There are so many roots to the tree of anger   
that sometimes the branches shatter   
before they bear.
Sitting in Nedicks
the women rally before they march   
discussing the problematic girls   
they hire to make them free.
An almost white counterman passes   
a waiting brother to serve them first   
and the ladies neither notice nor reject   
the slighter pleasures of their slavery.   
But I who am bound by my mirror   
as well as my bed
see causes in colour
as well as sex
and sit here wondering   
which me will survive   
all these liberations.
-From a Land Where Other People Live (1973)

From the opening metaphor of the poem, one can examine that this is a poem that is about the anger and frustrations that Black women experience from the exclusivity that they are subjected to.

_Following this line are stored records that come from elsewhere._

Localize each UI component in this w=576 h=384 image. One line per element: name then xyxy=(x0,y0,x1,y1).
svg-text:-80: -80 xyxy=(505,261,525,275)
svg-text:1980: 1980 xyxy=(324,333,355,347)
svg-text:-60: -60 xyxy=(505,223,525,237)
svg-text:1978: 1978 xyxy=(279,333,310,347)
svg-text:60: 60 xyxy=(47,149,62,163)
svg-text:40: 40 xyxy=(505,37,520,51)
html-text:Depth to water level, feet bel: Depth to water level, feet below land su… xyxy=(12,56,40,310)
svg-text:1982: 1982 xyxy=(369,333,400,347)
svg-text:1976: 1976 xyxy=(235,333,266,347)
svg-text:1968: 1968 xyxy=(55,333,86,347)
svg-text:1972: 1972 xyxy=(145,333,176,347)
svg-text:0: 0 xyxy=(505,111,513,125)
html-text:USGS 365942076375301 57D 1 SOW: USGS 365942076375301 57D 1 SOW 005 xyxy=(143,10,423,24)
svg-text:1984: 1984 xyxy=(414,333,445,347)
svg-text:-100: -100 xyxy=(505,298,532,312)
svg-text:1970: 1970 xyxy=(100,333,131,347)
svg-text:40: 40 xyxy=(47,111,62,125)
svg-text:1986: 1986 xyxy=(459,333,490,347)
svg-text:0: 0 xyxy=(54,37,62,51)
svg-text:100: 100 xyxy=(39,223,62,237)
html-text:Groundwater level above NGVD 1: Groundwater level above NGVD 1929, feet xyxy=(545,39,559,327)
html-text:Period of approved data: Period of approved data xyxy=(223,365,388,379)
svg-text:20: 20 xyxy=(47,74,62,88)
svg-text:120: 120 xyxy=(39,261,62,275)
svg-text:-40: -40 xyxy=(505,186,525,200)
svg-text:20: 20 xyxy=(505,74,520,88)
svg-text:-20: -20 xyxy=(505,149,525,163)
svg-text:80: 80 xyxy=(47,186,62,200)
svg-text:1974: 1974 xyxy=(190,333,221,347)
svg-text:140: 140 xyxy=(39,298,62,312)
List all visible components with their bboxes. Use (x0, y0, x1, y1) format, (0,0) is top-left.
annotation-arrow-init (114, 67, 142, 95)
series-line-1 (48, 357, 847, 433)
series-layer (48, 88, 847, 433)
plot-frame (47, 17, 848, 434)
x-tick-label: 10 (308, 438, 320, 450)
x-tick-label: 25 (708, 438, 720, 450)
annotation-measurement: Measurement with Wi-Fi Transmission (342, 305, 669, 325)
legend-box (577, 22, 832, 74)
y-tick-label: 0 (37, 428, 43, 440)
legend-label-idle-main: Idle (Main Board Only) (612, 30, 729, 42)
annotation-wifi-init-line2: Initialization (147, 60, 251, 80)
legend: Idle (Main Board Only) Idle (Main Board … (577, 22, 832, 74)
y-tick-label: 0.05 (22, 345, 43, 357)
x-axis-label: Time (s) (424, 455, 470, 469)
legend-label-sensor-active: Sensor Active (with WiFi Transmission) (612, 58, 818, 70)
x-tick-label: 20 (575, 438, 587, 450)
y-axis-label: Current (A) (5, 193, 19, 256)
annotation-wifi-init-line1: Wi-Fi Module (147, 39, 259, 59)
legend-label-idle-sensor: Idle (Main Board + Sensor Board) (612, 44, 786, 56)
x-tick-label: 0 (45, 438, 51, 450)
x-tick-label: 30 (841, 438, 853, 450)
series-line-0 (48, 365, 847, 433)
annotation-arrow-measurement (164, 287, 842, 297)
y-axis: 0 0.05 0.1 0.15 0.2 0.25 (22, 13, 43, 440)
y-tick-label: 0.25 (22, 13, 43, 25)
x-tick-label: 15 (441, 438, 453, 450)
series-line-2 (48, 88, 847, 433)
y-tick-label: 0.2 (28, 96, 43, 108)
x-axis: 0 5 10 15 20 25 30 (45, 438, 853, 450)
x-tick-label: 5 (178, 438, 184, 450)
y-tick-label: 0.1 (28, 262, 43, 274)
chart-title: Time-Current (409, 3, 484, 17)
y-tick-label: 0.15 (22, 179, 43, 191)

Using expansive roots and breaking branches to convey the feeling suggests that the resentment the speaker feels holds onto her the way that roots do. The anger gets to a point where it holds on so strongly that the opportunity for growth and flourishment is absent as suggested by the falling branches.

A line that struck out to me the most in the middle portion of the poem were stanzas 10 and 11;

“and the ladies neither notice nor reject   
the slighter pleasures of their slavery.” 

These lines appear to showcase the privileges that white women have over women of colour, and how they are oblivious to such prejudices as it does not affect them. White men will be more receptive to them despite their segregation, simply because they are white. Understanding this to be the root of the speaker's anger is understandable—such injustices should be spoken about as intersectionality is the only true pursuit of equality.

The final portion of the poem where the speaker shares her fears as a woman that is both Black and queer not knowing which part of herself will be uplifted in these civil liberties, suggests that she is not sure of if she will see the day of intersectionality in any of these social communities that she identifies with.

This vulnerable poem is powerful, and can offer some perspective to all readers. Whether you may resonate with Lorde’s poem yourself with your own shared experiences or are a bystander to them, this empathetic poem is a powerful read that I believe should be recognized and encourage one to look further into the realm of activist poetry. The best way to educate oneself on such a subject is to listen to the experiences of those we may not share, or, if you do share the experiences of such a poem, to be able to use it as a form of healing or a stamp of recognition in knowing that you are not alone and that people have been fighting for your justice.

Audre Lorde was undoubtedly an incredibly influential modernist writer, and has become one of my favourite poets after reading her collections of essays and poetry. Lorde, like many other artists in the civil rights movement, should continue to be recognized for her brave and scholarly contributions to the discussion of intersectionality and empathy.